Tax documents: organize & keep your documents to protect from a tax audit












Saving your tax records is critical as they contain the answers to questions the
Internal Revenue Service (IRS) could ask you years after you file your return.  The length of time you should keep a document depends on the events the document records.  Keep proper tax records and you will not need to worry about an audit!


The IRS “clock”


The Internal Revenue Code requires that the IRS audits, assesses, and collects taxes within a specific time limit. This limit is known as the
statute of limitations (SOL). When it expires, the IRS can no longer take action. A statute is basically a timer: when the time expires the ability to file the law suit, or make the arrest, or assess the tax is gone. The intention of the SOL is to facilitate resolution within a "reasonable" length of time. Records must be kept until the SOL for an event has expired.

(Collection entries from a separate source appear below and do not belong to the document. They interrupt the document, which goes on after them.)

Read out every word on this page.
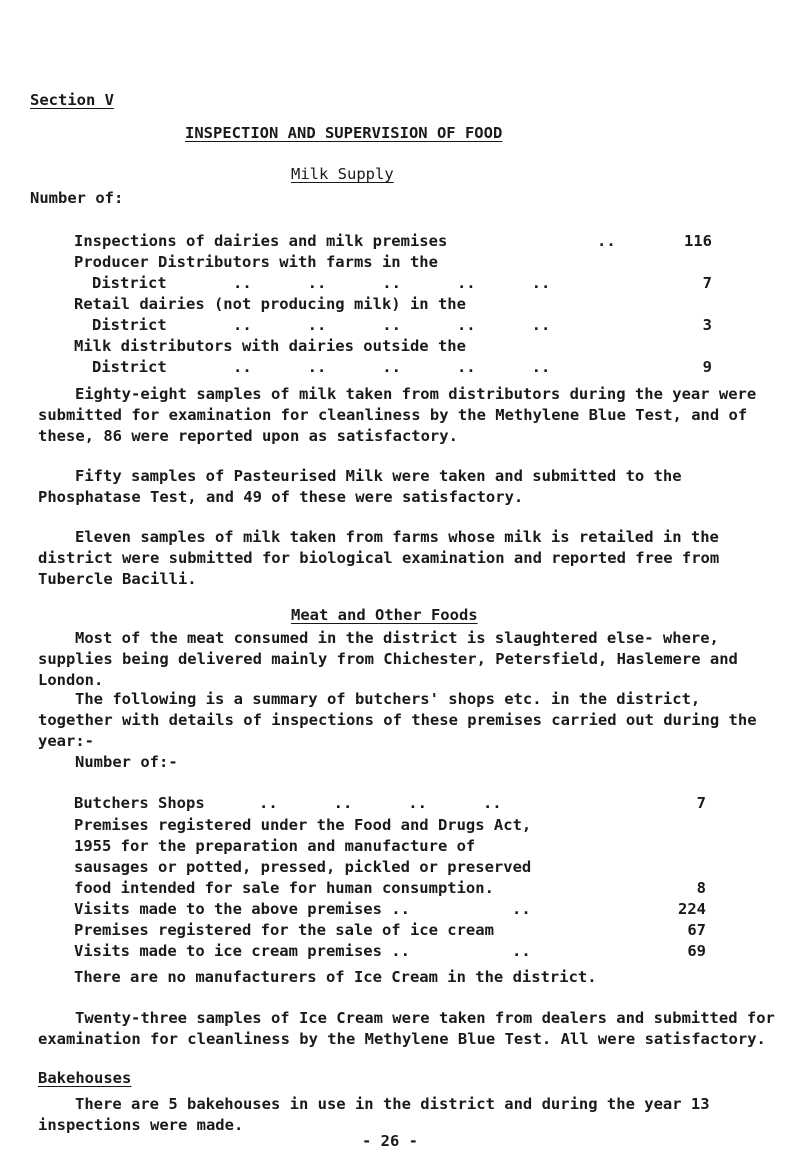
Section V
INSPECTION AND SUPERVISION OF FOOD
Milk Supply
Number of:
Inspections of dairies and milk premises	..	116
Producer Distributors with farms in the
District	..      ..      ..      ..      ..	7
Retail dairies (not producing milk) in the
District	..      ..      ..      ..      ..	3
Milk distributors with dairies outside the
District	..      ..      ..      ..      ..	9

Eighty-eight samples of milk taken from distributors during the year were submitted for examination for cleanliness by the Methylene Blue Test, and of these, 86 were reported upon as satisfactory.

Fifty samples of Pasteurised Milk were taken and submitted to the Phosphatase Test, and 49 of these were satisfactory.

Eleven samples of milk taken from farms whose milk is retailed in the district were submitted for biological examination and reported free from Tubercle Bacilli.

Meat and Other Foods

Most of the meat consumed in the district is slaughtered else- where, supplies being delivered mainly from Chichester, Petersfield, Haslemere and London.

The following is a summary of butchers' shops etc. in the district, together with details of inspections of these premises carried out during the year:-

Number of:-
Butchers Shops	..      ..      ..      ..	7
Premises registered under the Food and Drugs Act,
1955 for the preparation and manufacture of
sausages or potted, pressed, pickled or preserved
food intended for sale for human consumption.	8
Visits made to the above premises ..	..	224
Premises registered for the sale of ice cream	67
Visits made to ice cream premises ..	..	69
There are no manufacturers of Ice Cream in the district.

Twenty-three samples of Ice Cream were taken from dealers and submitted for examination for cleanliness by the Methylene Blue Test. All were satisfactory.

Bakehouses

There are 5 bakehouses in use in the district and during the year 13 inspections were made.

- 26 -
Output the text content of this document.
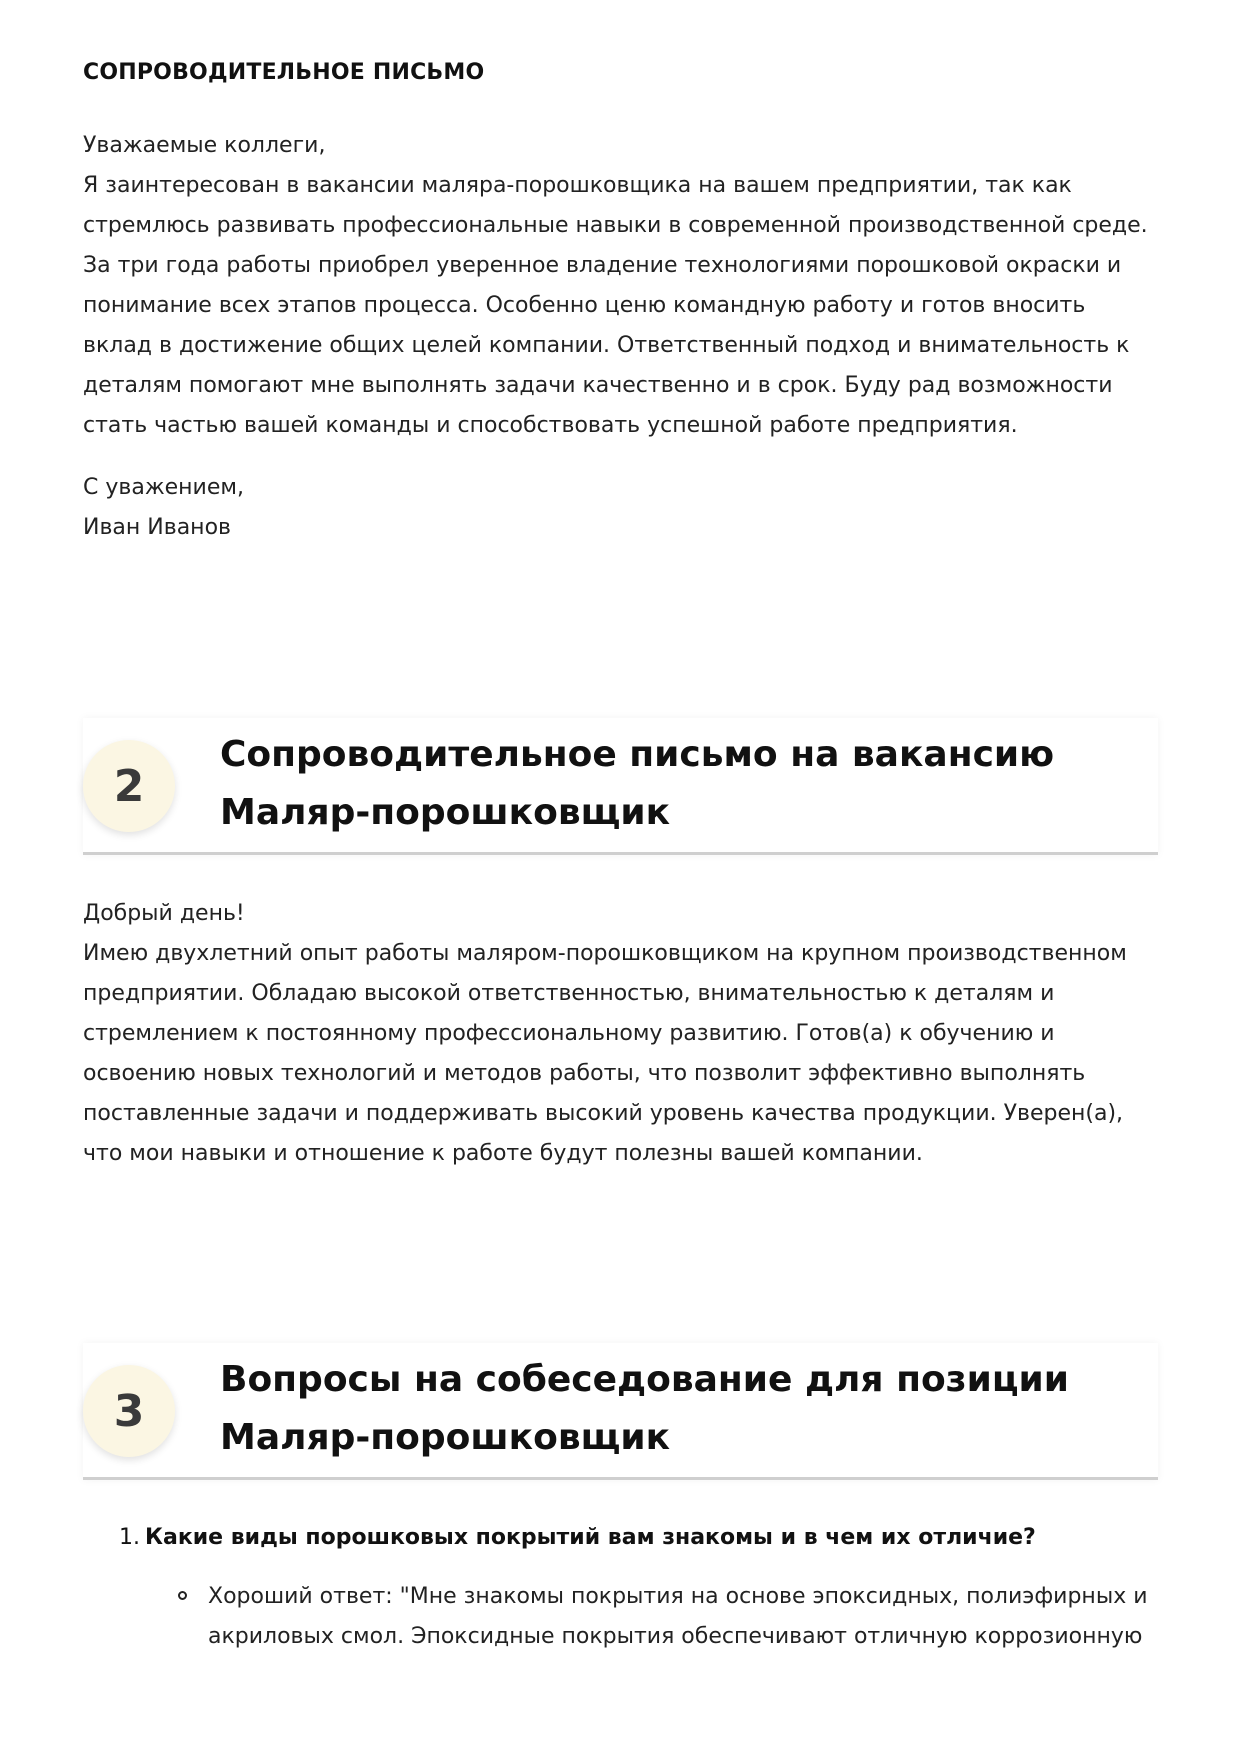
СОПРОВОДИТЕЛЬНОЕ ПИСЬМО

Уважаемые коллеги,

Я заинтересован в вакансии маляра-порошковщика на вашем предприятии, так как стремлюсь развивать профессиональные навыки в современной производственной среде. За три года работы приобрел уверенное владение технологиями порошковой окраски и понимание всех этапов процесса. Особенно ценю командную работу и готов вносить вклад в достижение общих целей компании. Ответственный подход и внимательность к деталям помогают мне выполнять задачи качественно и в срок. Буду рад возможности стать частью вашей команды и способствовать успешной работе предприятия.

С уважением,

Иван Иванов

2
Сопроводительное письмо на вакансию Маляр-порошковщик

Добрый день!

Имею двухлетний опыт работы маляром-порошковщиком на крупном производственном предприятии. Обладаю высокой ответственностью, внимательностью к деталям и стремлением к постоянному профессиональному развитию. Готов(а) к обучению и освоению новых технологий и методов работы, что позволит эффективно выполнять поставленные задачи и поддерживать высокий уровень качества продукции. Уверен(а), что мои навыки и отношение к работе будут полезны вашей компании.

3
Вопросы на собеседование для позиции Маляр-порошковщик
1. Какие виды порошковых покрытий вам знакомы и в чем их отличие?
Хороший ответ: "Мне знакомы покрытия на основе эпоксидных, полиэфирных и акриловых смол. Эпоксидные покрытия обеспечивают отличную коррозионную
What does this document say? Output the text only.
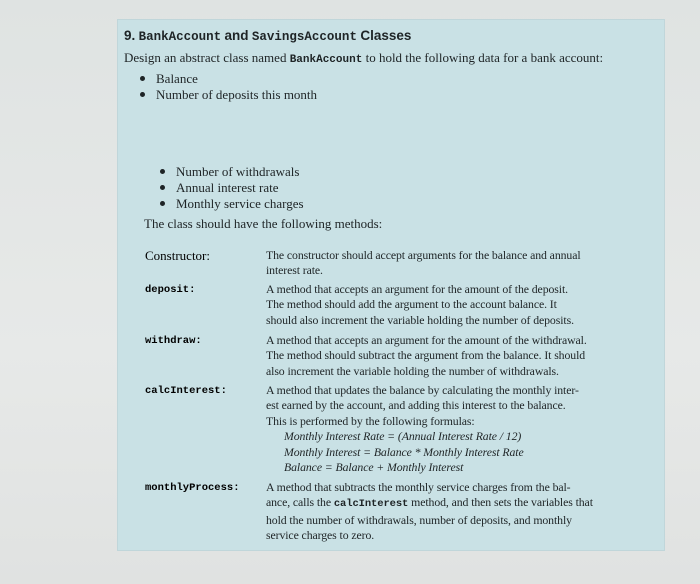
9. BankAccount and SavingsAccount Classes
Design an abstract class named BankAccount to hold the following data for a bank account:
Balance
Number of deposits this month
Number of withdrawals
Annual interest rate
Monthly service charges
The class should have the following methods:
Constructor:	The constructor should accept arguments for the balance and annual
interest rate.
deposit:	A method that accepts an argument for the amount of the deposit.
The method should add the argument to the account balance. It
should also increment the variable holding the number of deposits.
withdraw:	A method that accepts an argument for the amount of the withdrawal.
The method should subtract the argument from the balance. It should
also increment the variable holding the number of withdrawals.
calcInterest:	A method that updates the balance by calculating the monthly inter-
est earned by the account, and adding this interest to the balance.
This is performed by the following formulas:
Monthly Interest Rate = (Annual Interest Rate / 12)
Monthly Interest = Balance * Monthly Interest Rate
Balance = Balance + Monthly Interest
monthlyProcess: A method that subtracts the monthly service charges from the bal-
ance, calls the calcInterest method, and then sets the variables that
hold the number of withdrawals, number of deposits, and monthly
service charges to zero.
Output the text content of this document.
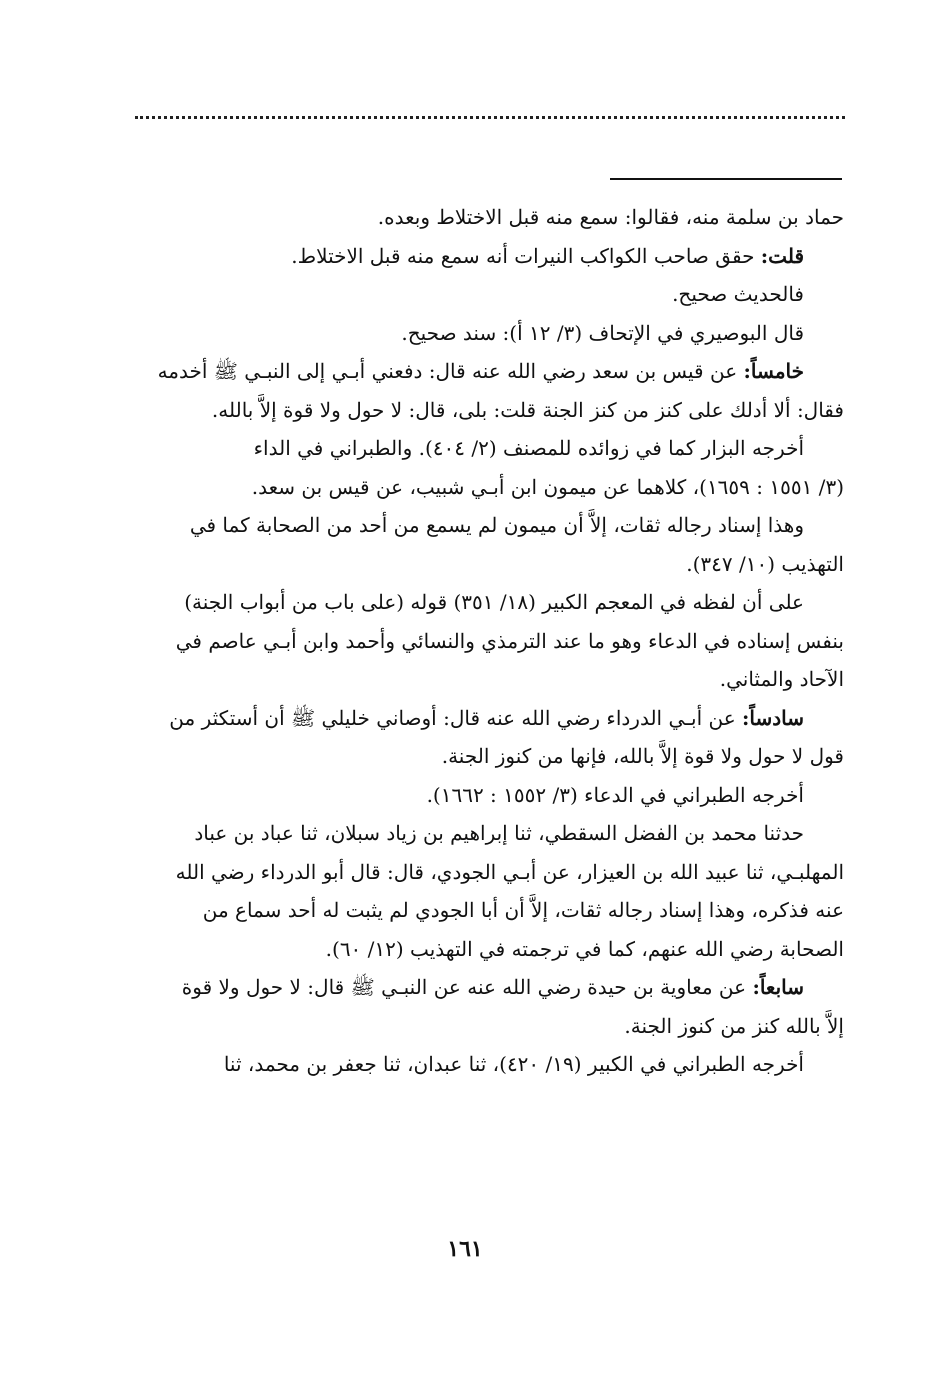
حماد بن سلمة منه، فقالوا: سمع منه قبل الاختلاط وبعده.

قلت: حقق صاحب الكواكب النيرات أنه سمع منه قبل الاختلاط.

فالحديث صحيح.

قال البوصيري في الإتحاف (٣/ ١٢ أ): سند صحيح.

خامساً: عن قيس بن سعد رضي الله عنه قال: دفعني أبـي إلى النبـي ﷺ أخدمه

فقال: ألا أدلك على كنز من كنز الجنة قلت: بلى، قال: لا حول ولا قوة إلاَّ بالله.

أخرجه البزار كما في زوائده للمصنف (٢/ ٤٠٤). والطبراني في الداء

(٣/ ١٥٥١ : ١٦٥٩)، كلاهما عن ميمون ابن أبـي شبيب، عن قيس بن سعد.

وهذا إسناد رجاله ثقات، إلاَّ أن ميمون لم يسمع من أحد من الصحابة كما في

التهذيب (١٠/ ٣٤٧).

على أن لفظه في المعجم الكبير (١٨/ ٣٥١) قوله (على باب من أبواب الجنة)

بنفس إسناده في الدعاء وهو ما عند الترمذي والنسائي وأحمد وابن أبـي عاصم في

الآحاد والمثاني.

سادساً: عن أبـي الدرداء رضي الله عنه قال: أوصاني خليلي ﷺ أن أستكثر من

قول لا حول ولا قوة إلاَّ بالله، فإنها من كنوز الجنة.

أخرجه الطبراني في الدعاء (٣/ ١٥٥٢ : ١٦٦٢).

حدثنا محمد بن الفضل السقطي، ثنا إبراهيم بن زياد سبلان، ثنا عباد بن عباد

المهلبـي، ثنا عبيد الله بن العيزار، عن أبـي الجودي، قال: قال أبو الدرداء رضي الله

عنه فذكره، وهذا إسناد رجاله ثقات، إلاَّ أن أبا الجودي لم يثبت له أحد سماع من

الصحابة رضي الله عنهم، كما في ترجمته في التهذيب (١٢/ ٦٠).

سابعاً: عن معاوية بن حيدة رضي الله عنه عن النبـي ﷺ قال: لا حول ولا قوة

إلاَّ بالله كنز من كنوز الجنة.

أخرجه الطبراني في الكبير (١٩/ ٤٢٠)، ثنا عبدان، ثنا جعفر بن محمد، ثنا

١٦١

Note: An SOL does not start until you file a return. Therefore if you omit to file a return or if you file a fraudulent return, the IRS can indefinitely audit you with no time limitation. The SOL does not start to run for returns not filed, and does not apply in cases where the taxpayer has committed fraud on the return. Therefore filing a correct return every year will stop the IRS audit clock from running indefinitely.

To read more  -  when to file your tax return (tax calendar):
https://www.kbfinancials.biz/tax-calendar.html



How long to keep tax documents?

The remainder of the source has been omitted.